How to Stay Married is a 1969 non-fiction work by English author Jilly Cooper. This was Cooper's first book and it uses humour to share guidance on marriage, from a wife's perspective. At the time of first publication the book was a bestseller and was described in a review in the Coventry Evening Telegraph as "forthright, uninhibited and irreverant". The book was reissued in 2011, forty-two years after publication to celebrate fifty years of Cooper's marriage. Reflecting on its content, Cooper described it as "terribly politically incorrect". Author Jojo Moyes reviewed it in 2011 with some warmth, but described many of its ideas as "pretty dated".

== Synopsis ==
This non-fiction book uses irreverence and humour to share guidance on the institution of marriage, written from Cooper's perspective as a wife. It gives advice on many aspects, including sex, weddings, honeymoons, working, cleaning, and how to undertake difficult interactions with your husband's family.

== Background ==
How to Stay Married was Cooper's first book. At the time of its publication in 1969, Cooper had been married to her husband Leo for seven years. Whilst writing it she was also working as a journalist for The Sunday Times and had adopted a young baby. Her contract only allowed her three months to write the book.

== Reception ==
Published in 1969 to coincide with book sales for Christmas, How to Stay Married was a bestseller on publication. Terry Cross, writing in the Coventry Evening Telegraph in 1969, described Cooper's writing as "forthright, uninhibited and irreverant" and stated that those qualities were present in the book, but that the "more prudish may take a dim view of her opinions". Another 1969 review in the "Padre's Column" in the Wolverhampton Express & Star praised the book for focusing on qualities such as tenacity to ensure the success of a marriage. The Huddersfield Daily Examiner described it as having "an amusing writing style that zips through marital problems".

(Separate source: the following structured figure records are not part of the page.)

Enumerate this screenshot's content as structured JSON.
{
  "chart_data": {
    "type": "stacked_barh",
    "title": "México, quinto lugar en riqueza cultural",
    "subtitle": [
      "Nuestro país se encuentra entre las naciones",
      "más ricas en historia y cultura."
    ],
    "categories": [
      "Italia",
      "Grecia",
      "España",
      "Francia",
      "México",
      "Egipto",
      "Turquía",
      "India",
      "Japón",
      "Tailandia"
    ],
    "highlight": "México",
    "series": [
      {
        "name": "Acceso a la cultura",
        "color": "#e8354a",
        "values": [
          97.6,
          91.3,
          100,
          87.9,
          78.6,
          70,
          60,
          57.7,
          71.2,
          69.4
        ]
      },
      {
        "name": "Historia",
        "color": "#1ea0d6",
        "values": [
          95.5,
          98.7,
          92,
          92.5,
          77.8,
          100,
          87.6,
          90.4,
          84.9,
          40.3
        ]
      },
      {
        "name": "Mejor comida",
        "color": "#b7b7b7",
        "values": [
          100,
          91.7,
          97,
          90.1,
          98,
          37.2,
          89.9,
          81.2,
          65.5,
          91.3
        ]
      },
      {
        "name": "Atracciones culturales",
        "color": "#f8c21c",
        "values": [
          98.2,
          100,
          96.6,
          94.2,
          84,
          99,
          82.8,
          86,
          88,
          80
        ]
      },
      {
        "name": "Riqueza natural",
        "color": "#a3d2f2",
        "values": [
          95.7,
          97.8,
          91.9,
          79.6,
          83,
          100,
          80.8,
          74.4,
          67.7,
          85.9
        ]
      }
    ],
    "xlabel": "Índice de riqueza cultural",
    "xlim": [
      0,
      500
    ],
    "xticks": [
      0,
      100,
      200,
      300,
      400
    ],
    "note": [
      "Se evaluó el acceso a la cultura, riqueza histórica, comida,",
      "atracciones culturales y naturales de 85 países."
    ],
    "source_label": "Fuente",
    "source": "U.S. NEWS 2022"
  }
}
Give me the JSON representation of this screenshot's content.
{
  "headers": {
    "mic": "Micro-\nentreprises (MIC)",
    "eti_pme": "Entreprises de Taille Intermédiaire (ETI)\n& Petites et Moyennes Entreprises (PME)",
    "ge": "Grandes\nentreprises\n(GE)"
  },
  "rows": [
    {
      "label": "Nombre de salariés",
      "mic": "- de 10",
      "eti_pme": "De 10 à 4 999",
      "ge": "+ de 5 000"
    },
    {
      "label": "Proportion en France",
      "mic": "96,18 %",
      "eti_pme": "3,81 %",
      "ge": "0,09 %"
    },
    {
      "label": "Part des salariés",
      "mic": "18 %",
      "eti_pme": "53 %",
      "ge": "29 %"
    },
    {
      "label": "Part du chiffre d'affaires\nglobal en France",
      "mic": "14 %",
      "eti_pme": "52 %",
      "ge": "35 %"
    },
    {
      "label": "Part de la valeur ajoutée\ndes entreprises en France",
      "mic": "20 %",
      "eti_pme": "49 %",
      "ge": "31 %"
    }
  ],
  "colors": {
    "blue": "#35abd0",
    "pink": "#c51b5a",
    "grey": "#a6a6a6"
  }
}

The book was reissued in 2011 to celebrate Cooper's Golden Wedding anniversary. It was also republished in 2019, fifty years after it was published with a new foreword from the author. Reflecting on its 2011 re-issue, Cooper described the book as "terribly politically incorrect". She also discussed how she was appalled by some of the views written in it, but suggested that she was "writing in a different age". Jojo Moyes described the book in 2011 as "humorous romp through married life, sex, rows, DIY and affaires" but also admitted that some of the ideas in it were "pretty dated" and it focused too much on wives putting husbands first. Katy Byrne, reviewing in the Irish Independent in 2018, described it as "old-fashioned, unapologetically sexist, and, at times, downright offensive. But it's also warm, witty and – whisper it – wise".

How to Stay Marrieds depiction of marriage has been compared to the Charlotte Bingham's memoir Coronet Among the Weeds, with both offering images of "Swinging London". Phrases from How to Stay Married also appear in the Oxford Dictionary of Quotations.